Nitric oxide may itself regulate NOS expression and activity. Specifically, NO has been shown to play an important negative feedback regulatory role on NOS3, and therefore vascular endothelial cell function. This process, known formally as S-nitrosation (and referred to by many in the field as S-nitrosylation), has been shown to reversibly inhibit NOS3 activity in vascular endothelial cells. This process may be important because it is regulated by cellular redox conditions and may thereby provide a mechanism for the association between "oxidative stress" and endothelial dysfunction. In addition to NOS3, both NOS1 and NOS2 have been found to be S-nitrosated, but the evidence for dynamic regulation of those NOS isoforms by this process is less complete. In addition, both NOS1 and NOS2 have been shown to form ferrous-nitrosyl complexes in their heme prosthetic groups that may act partially to self-inactivate these enzymes under certain conditions. The rate-limiting step for the production of nitric oxide may well be the availability of L-arginine in some cell types. This may be particularly important after the induction of NOS2.

==Inhibitors==
Ronopterin (VAS-203), also known as 4-amino-tetrahydrobiopterin (4-ABH_{4}), an analogue of BH_{4} (a cofactor of NOS), is an NOS inhibitor that is under development as a neuroprotective agent for the treatment of traumatic brain injury. Other NOS inhibitors that have been or are being researched for possible clinical use include cindunistat, A-84643, ONO-1714, L-NOARG, NCX-456, VAS-2381, GW-273629, NXN-462, CKD-712, KD-7040, and guanidinoethyldisulfide, TFPI among others.

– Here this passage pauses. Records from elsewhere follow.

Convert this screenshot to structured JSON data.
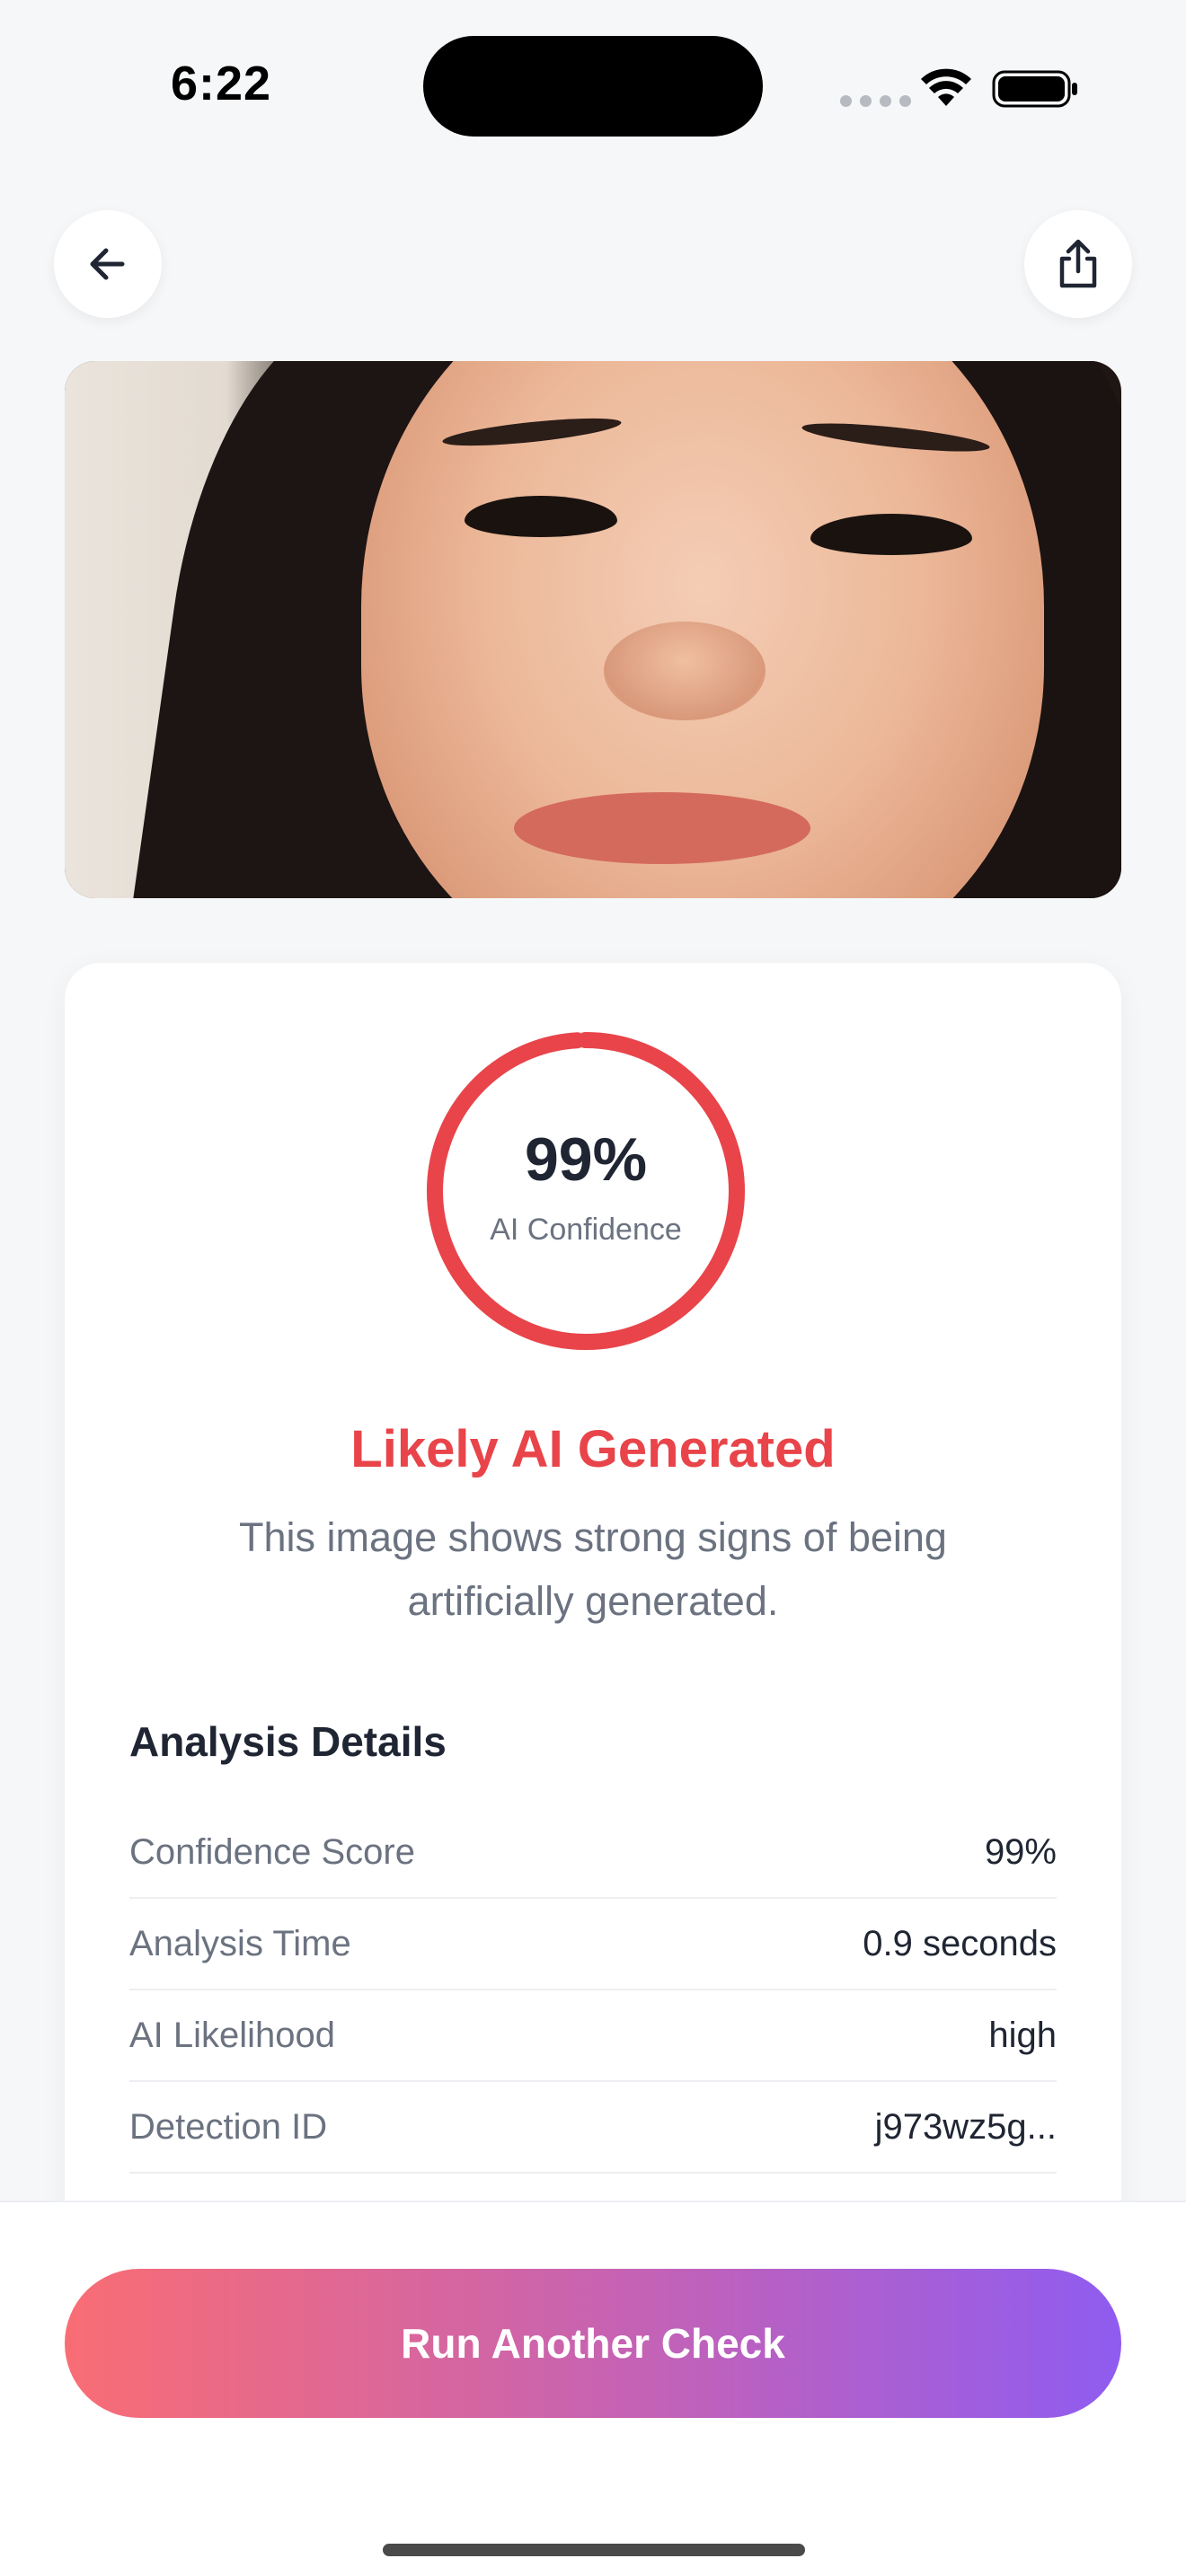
{
  "status_bar": {
    "time": "6:22"
  },
  "nav": {
    "back_icon": "arrow-left-icon",
    "share_icon": "share-icon"
  },
  "result": {
    "confidence_value": "99%",
    "confidence_label": "AI Confidence",
    "confidence_fraction": 0.99,
    "verdict": "Likely AI Generated",
    "description": "This image shows strong signs of being artificially generated.",
    "accent_color": "#e8444a"
  },
  "details": {
    "title": "Analysis Details",
    "rows": [
      {
        "label": "Confidence Score",
        "value": "99%"
      },
      {
        "label": "Analysis Time",
        "value": "0.9 seconds"
      },
      {
        "label": "AI Likelihood",
        "value": "high"
      },
      {
        "label": "Detection ID",
        "value": "j973wz5g..."
      }
    ]
  },
  "actions": {
    "run_again_label": "Run Another Check",
    "gradient_start": "#f96d74",
    "gradient_end": "#8f5cf0"
  }
}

== In non-mammal eukaryotes ==
NOS is found in many groups of eukaryotes (metazoans, fungi, algae, plants), mostly sharing the fused oxygenase-CAM-flavin-FNR structure of mammalian NOS. There can, however, be important changes to the structure. For example, a number of algal NOS has a C-terminal globin domain, which could confer additional functionality.

== In prokaryotes ==

| Name | Gene(s) | Location | Function |
|---|---|---|---|
| Bacterial NOS (bNOS) | multiple | Gram-positive bacteria (various); | defense against oxidative stress, antibiotics, immune attack; |

Bacterial NOS (bNOS) has been shown to protect bacteria against oxidative stress, diverse antibiotics, and host immune response. bNOS plays a key role in the transcription of superoxide dismutase (SodA). Bacteria late in the log phase who do not possess bNOS fail to upregulate SodA, which disables the defenses against harmful oxidative stress. Initially, bNOS may have been present to prepare the cell for stressful conditions but now seems to help shield the bacteria against conventional antimicrobials. As a clinical application, a bNOS inhibitor could be produced to decrease the load of Gram positive bacteria.

They seem to have a similar function in archaea.

They exist in a wide variety of bacteria, including Gram negative ones (the aforementioned Sorangium cellulosum is Gram negative). The fused [Fe-S] NOS is by no means rare among bacteria, being seen across Cyanobacteria and Proteobacteria.